Infinitely Losing My Edge
Yeah, I'm losing my edge.
I'm losing my edge.
The kids are coming up from behind.
I'm losing my edge.
I'm losing my edge to the kids from Equatorial Guinea and from Glasgow.
But I was there.
I was there in 1968.
I was there at the first Bowie show in Bromley.
I'm losing my edge.
I'm losing my edge to the kids whose footsteps I hear when they get on the decks.
I'm losing my edge to the internet seekers who can tell me every member of every good group from 1962 to 1971.
I'm losing my edge.
To all the kids in Calgary and Bologna.
I'm losing my edge to the art-school Tokyo kids in little jackets and borrowed nostalgia for the unremembered nineties.
I'm losing my edge.
I'm losing my edge.
I can hear the footsteps every night on the decks.
But I was there.
I was there in 1968 at the first Can practice in a loft in Cologne.
I was working on the marimba sounds with much patience.
I was there when Tom Verlaine started up his first band.
I told him, "Don't do it that way. You'll never make a dime."
I was there.
I was the first guy playing Desert Stars to the crunk kids.
I played it at the Troubador.
Everybody thought I was crazy.
We all know.
I was there.
I was there.
I've never been wrong.
But I'm losing my edge to better-looking people with better ideas and more talent.
And they're actually really, really nice.
I'm losing my edge.
I heard you have a compilation of every good song ever done by anybody.
Every great song by Donald Byrd. All the underground hits.
All Grandmaster Flash and the Furious Five tracks. I heard you have a vinyl of every The Tremeloes record on German import.
I heard that you have a white label of every seminal punk hit - 1985, '86, '87.
I heard that you have a CD compilation of every good '70s cut and another box set from the '70s.
I hear you're buying a sitar and an arpeggiator and are throwing your macbook out the window because you want to make something real.
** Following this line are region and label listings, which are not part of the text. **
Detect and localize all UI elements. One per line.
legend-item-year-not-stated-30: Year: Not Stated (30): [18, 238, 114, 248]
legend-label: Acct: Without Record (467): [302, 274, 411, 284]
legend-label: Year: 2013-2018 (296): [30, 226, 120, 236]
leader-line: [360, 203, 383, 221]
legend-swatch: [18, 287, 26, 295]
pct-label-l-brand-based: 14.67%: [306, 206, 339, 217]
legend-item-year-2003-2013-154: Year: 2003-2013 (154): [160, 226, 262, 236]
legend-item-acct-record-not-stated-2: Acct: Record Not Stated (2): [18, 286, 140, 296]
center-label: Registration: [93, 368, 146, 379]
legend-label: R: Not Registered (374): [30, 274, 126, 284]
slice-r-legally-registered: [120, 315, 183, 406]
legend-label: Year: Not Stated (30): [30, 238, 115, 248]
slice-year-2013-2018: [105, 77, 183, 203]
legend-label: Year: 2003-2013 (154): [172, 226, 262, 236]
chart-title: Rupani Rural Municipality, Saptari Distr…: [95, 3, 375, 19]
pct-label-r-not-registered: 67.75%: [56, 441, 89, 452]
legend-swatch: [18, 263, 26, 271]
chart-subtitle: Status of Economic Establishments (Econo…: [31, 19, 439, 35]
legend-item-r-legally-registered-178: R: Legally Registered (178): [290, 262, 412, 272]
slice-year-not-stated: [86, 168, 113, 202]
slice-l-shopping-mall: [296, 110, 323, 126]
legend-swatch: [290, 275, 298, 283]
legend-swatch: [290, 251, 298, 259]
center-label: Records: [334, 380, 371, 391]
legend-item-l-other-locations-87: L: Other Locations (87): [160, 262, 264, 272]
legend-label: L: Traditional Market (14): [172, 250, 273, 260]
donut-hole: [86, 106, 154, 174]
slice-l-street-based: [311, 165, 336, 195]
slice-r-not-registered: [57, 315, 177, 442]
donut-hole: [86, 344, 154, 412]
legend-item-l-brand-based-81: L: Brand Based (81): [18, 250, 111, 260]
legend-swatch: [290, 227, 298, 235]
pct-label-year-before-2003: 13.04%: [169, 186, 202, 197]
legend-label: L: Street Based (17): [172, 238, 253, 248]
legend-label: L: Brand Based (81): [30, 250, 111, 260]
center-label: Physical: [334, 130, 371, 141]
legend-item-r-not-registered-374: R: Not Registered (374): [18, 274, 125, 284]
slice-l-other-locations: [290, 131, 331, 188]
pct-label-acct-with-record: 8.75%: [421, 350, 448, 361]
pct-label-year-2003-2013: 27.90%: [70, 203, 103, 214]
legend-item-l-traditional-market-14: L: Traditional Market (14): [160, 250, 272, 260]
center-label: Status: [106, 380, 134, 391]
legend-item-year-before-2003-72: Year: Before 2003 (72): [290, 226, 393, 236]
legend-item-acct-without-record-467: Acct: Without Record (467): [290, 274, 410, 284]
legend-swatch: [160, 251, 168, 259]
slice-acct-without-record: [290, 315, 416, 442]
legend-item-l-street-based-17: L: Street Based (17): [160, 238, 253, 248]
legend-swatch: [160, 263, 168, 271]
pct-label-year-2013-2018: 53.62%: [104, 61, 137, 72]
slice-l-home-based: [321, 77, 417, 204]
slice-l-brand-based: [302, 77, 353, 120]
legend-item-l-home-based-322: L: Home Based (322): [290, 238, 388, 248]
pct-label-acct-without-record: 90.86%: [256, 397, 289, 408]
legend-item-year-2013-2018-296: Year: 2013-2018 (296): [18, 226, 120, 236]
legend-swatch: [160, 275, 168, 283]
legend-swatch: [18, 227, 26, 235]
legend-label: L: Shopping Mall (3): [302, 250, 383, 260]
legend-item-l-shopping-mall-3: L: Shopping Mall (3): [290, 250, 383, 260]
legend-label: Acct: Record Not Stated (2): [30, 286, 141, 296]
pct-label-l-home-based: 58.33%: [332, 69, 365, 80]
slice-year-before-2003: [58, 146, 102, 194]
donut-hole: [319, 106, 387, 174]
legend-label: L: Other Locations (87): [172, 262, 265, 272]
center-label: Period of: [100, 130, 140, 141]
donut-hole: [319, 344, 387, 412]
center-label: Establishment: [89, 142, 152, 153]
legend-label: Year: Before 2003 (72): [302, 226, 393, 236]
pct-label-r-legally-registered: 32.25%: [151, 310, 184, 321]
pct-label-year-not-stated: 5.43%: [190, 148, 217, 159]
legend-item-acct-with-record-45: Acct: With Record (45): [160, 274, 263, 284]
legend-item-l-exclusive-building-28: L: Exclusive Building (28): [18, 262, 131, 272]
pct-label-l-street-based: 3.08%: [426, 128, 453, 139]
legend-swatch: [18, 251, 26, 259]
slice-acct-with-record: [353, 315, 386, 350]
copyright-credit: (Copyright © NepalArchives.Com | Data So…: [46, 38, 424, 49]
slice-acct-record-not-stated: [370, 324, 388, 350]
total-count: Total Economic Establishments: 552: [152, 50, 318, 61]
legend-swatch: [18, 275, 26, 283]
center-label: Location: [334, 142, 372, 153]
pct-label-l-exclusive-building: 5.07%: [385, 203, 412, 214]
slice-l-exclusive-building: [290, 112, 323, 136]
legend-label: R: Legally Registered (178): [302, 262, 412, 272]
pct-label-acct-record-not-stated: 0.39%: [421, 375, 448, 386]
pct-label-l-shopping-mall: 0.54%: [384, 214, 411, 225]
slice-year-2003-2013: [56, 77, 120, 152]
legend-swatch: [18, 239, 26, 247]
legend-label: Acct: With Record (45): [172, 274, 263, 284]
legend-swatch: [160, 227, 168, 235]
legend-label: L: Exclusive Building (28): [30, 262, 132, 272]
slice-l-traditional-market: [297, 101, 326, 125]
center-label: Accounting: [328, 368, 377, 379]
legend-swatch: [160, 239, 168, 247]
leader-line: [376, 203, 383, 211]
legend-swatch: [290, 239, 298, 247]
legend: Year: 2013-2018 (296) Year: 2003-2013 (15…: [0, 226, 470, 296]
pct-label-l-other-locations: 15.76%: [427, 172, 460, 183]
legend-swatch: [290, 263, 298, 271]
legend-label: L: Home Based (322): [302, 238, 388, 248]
You want to make a Albert Ayler record.
I hear that you and your band have sold your arpeggiator and bought an oboe.
I hear that you and your band have sold your oboe and bought an arpeggiator.
I hear everybody that you know is more relevant than everybody that I know.
But have you seen my records?
Ludus,
Aural Exciters,
Ultramagnetic MC's,
Sarah Menescal,
The Doors,
Shuggie Otis,
Q65,
KRS-One,
Blake Baxter,
Lonnie Liston Smith,
Yusef Lateef,
Mo-Dettes,
Lee Hazlewood,
Stiv Bators,
FM Einheit,
Judy Mowatt,
Gian Franco Pienzio,
Gabor Szabo,
Camberwell Now,
Tubeway Army,
Radiopuhelimet,
Flamin' Groovies,
Tom Boy,
Pere Ubu,
Stetsasonic,
Gil Scott-Heron & Brian Jackson,
Crooked Eye,
Andrew Ashong & Theo Parrish,
Lou Christie,
Bluetip,
Eddi Front,
Youth Brigade,
The Durutti Column,
Audionom,
Dennis Brown,
Kas Product,
Aloha Tigers,
the Soft Cell,
The Peanut Butter Conspiracy,
Thinking Fellers Union Local 282,
Ultra Naté,
Pulsallama,
Khruangbin,
Ornette Coleman,
Lyres,
Mantronix,
Junior Murvin,
Agent Orange,
Subhumans,
Quadrant,
Lou Reed,
The New Christs,
Electric Prunes,
Slick Rick,
Jerry Gold Smith,
The Blues Magoos,
Sex Pistols,
Pantytec,
The Walker Brothers,
Lindisfarne,
Lungfish,
The Tremeloes, The Tremeloes, The Tremeloes, The Tremeloes.
You don't know what you really want.
You don't know what you really want.
You don't know what you really want.
You don't know what you really want.
You don't know what you really want.
You don't know what you really want.
You don't know what you really want.
You don't know what you really want.
You don't know what you really want.
You don't know what you really want.
You don't know what you really want.
You don't know what you really want.
You don't know what you really want.
You don't know what you really want.
You don't know what you really want.